Die Soli-Protest-Demonstration mit ca. 1000 TeilnehmerInnen am Abend verläuft unter dem Eindruck des massiven Polizeiaufgebotes ohne größere Zwischenfälle.

clov

Mehr Infos unter:
www.wendebecken.org
www.de.indymedia.org
www.bambule-hamburg.de
www.squat.net/de/

Freiräume

Freiräume erkämpfen

Soziale Zentren und Bauwagenplätze für Aachen und überall!

Schon im Vorfeld der unter diesem Motto geplanten Demonstration am 30.10.2004 in Aachen wollten Aktivis­tInnen ihrer politischen Forderung Ausdruck verleihen und gleichzeitig den Druck auf die politisch Verant­wort­lichen erhöhen. Deshalb besetzten sie am Samstag den 23.10. einen alten Stadtpalast in der Schildstraße.
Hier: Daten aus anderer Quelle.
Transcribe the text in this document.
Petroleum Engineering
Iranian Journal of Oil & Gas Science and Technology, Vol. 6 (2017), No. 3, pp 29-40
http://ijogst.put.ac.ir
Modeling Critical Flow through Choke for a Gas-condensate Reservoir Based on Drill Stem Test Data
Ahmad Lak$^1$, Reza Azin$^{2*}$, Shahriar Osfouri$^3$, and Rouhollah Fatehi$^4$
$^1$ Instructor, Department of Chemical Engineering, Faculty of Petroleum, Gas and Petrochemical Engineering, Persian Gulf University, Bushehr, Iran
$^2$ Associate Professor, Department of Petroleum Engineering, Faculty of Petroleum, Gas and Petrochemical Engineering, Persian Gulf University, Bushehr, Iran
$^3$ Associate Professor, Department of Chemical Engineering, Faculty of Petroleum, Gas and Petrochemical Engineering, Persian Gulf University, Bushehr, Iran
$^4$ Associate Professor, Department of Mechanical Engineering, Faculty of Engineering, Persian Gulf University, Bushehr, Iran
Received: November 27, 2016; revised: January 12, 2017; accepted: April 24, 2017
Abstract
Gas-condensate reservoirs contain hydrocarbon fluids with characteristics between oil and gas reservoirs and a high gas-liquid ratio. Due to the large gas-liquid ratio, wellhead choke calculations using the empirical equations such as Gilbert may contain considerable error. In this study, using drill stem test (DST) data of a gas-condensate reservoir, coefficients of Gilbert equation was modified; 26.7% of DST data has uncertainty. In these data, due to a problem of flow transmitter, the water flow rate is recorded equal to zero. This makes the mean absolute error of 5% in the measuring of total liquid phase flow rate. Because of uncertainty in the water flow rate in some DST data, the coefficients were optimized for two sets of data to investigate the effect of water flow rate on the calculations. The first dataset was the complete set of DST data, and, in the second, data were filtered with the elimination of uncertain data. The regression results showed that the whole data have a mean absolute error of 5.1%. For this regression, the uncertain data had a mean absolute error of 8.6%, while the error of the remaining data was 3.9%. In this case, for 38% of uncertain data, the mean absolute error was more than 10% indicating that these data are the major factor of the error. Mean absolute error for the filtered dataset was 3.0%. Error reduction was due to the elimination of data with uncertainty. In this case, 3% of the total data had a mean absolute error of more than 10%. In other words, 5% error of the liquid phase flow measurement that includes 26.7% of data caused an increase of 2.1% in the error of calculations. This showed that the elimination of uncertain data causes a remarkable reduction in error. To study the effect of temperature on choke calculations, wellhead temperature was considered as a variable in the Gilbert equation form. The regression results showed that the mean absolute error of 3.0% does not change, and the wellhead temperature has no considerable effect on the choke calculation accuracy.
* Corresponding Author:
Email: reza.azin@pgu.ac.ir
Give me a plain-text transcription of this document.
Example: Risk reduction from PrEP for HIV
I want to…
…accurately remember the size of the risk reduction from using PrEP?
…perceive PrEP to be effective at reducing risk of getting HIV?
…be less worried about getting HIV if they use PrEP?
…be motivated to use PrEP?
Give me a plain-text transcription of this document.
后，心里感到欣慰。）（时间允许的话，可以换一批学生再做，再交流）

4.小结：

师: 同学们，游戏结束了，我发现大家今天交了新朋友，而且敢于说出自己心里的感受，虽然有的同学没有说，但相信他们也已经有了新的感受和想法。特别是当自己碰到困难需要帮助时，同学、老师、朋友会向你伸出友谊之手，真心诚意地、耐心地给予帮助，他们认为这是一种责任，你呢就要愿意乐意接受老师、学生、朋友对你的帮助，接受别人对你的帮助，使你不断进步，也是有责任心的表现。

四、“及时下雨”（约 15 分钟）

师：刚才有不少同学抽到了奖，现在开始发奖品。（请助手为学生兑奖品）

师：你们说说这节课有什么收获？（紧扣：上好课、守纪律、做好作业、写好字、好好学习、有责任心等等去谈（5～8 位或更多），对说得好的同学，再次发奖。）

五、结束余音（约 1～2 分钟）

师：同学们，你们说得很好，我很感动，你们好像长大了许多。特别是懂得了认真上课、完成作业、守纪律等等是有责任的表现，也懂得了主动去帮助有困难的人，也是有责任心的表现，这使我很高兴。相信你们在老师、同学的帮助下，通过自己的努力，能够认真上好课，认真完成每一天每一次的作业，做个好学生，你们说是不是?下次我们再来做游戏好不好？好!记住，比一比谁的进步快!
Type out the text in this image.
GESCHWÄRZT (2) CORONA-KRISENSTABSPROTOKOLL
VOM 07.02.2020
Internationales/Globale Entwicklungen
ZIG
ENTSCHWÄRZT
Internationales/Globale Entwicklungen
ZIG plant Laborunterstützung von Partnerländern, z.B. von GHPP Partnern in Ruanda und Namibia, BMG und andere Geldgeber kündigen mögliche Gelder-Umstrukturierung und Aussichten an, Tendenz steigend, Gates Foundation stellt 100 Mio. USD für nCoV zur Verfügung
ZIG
Aus diesem mussten sie sich jedoch bereits Dienstag wieder zurückziehen, die Verantwortlichen hatten Ver­handlungs­be­reitschaft signalisiert.

Auch wenn zur De­mons­tration am 30.10. lediglich 100 Demons­trantInnen erschienen und immer noch kein konkretes Objekt in Aussicht steht, war die konstatierte Aktion der Aachener ein Erfolg. Schließ­lich gelang es, das Thema eine ganze Woche lang aktuell zu halten und auf den überregionalen Kontext hinzuweisen: Eben nicht nur in Aachen sondern überall soziale Freiräume zu erobern! Um diesen Aspekt herauszustreichen wurde auf der abschließenden Kundgebung eine Grußbotschaft aus Venezuela verlesen. Es bleibt zu hoffen, daß die Aachener das bekommen, was sie fordern und brauchen: Politische Alternativen und mehr soziale Freiräume!